Atacante turbina ambição do clube pela Champions League e o mercado brasileiro, enquanto magnatas do Catar garantem que a fortuna despejada em Paris não tem prazo de validade

Neymar PSG Guingamp
Neymar é apresentado aos torcedores do PSG. REUTERS

No portão principal do centro de treinamento do Paris Saint-Germain, o escudo do clube divide espaço com o lema adotado após ter sido adquirido por magnatas do Catar: Revons Plus Grand – em livre tradução do francês, “sonhe mais alto”. Ao desembolsar 222 milhões de euros (821 milhões de reais) para contratar Neymar, que estreia neste domingo contra o Guingamp, o PSG incorporou o personagem principal ao roteiro que só admite um cenário como grand finale: a taça da Champions League. Obsessão dos donos do time parisiense, a maior competição entre clubes do mundo é o sonho que norteia cada movimento, cada jogada e cada centavo despendido pela investida catari, assentada na certeza de que seria possível conquistar a Europa apenas torrando dinheiro em contratações milionárias.

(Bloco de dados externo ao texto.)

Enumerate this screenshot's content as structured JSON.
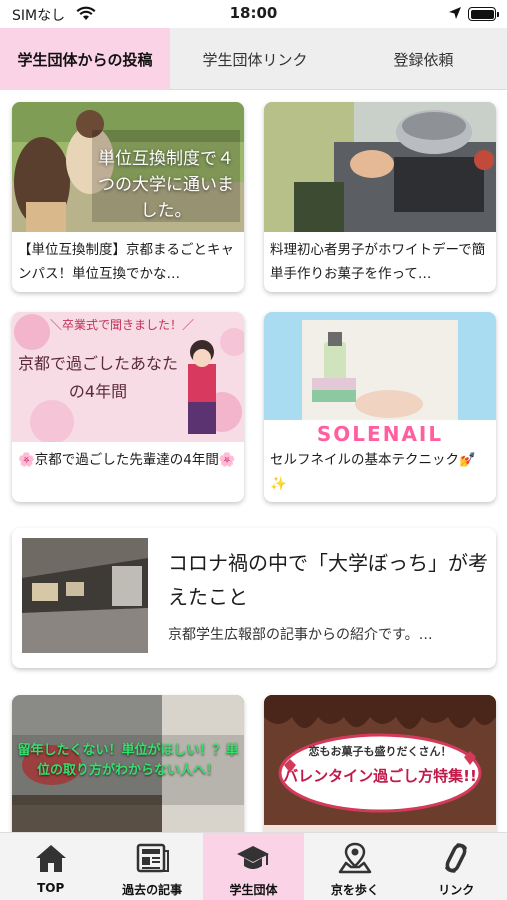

Em 2011, o Qatar Sports Investment, um fundo capitaneado pela família real do país árabe, comprou o decadente PSG por 70 milhões de euros. Embora quem apareça sorridente ao lado de Neymar e de todos os craques já apresentados pelo clube desde então seja o presidente Nasser Al-Khelaifi, um ex-jogador profissional de tênis que dirigiu por muitos anos a TV Al-Jazeera, outra propriedade do governo catari, o verdadeiro dono do time de Paris é o xeque Tamim Al-Thani, atual emir do Catar. Por indicação do ex-presidente francês Nicolas Sarkozy, torcedor do Paris Saint-Germain, o xeque resolveu despejar centenas de milhares de euros em reforços logo nas primeiras temporadas de investimento. Sua meta de curto prazo era clara: acabar com o jejum de títulos que assombrava o PSG. A última conquista importante havia sido o Campeonato Francês de 1994.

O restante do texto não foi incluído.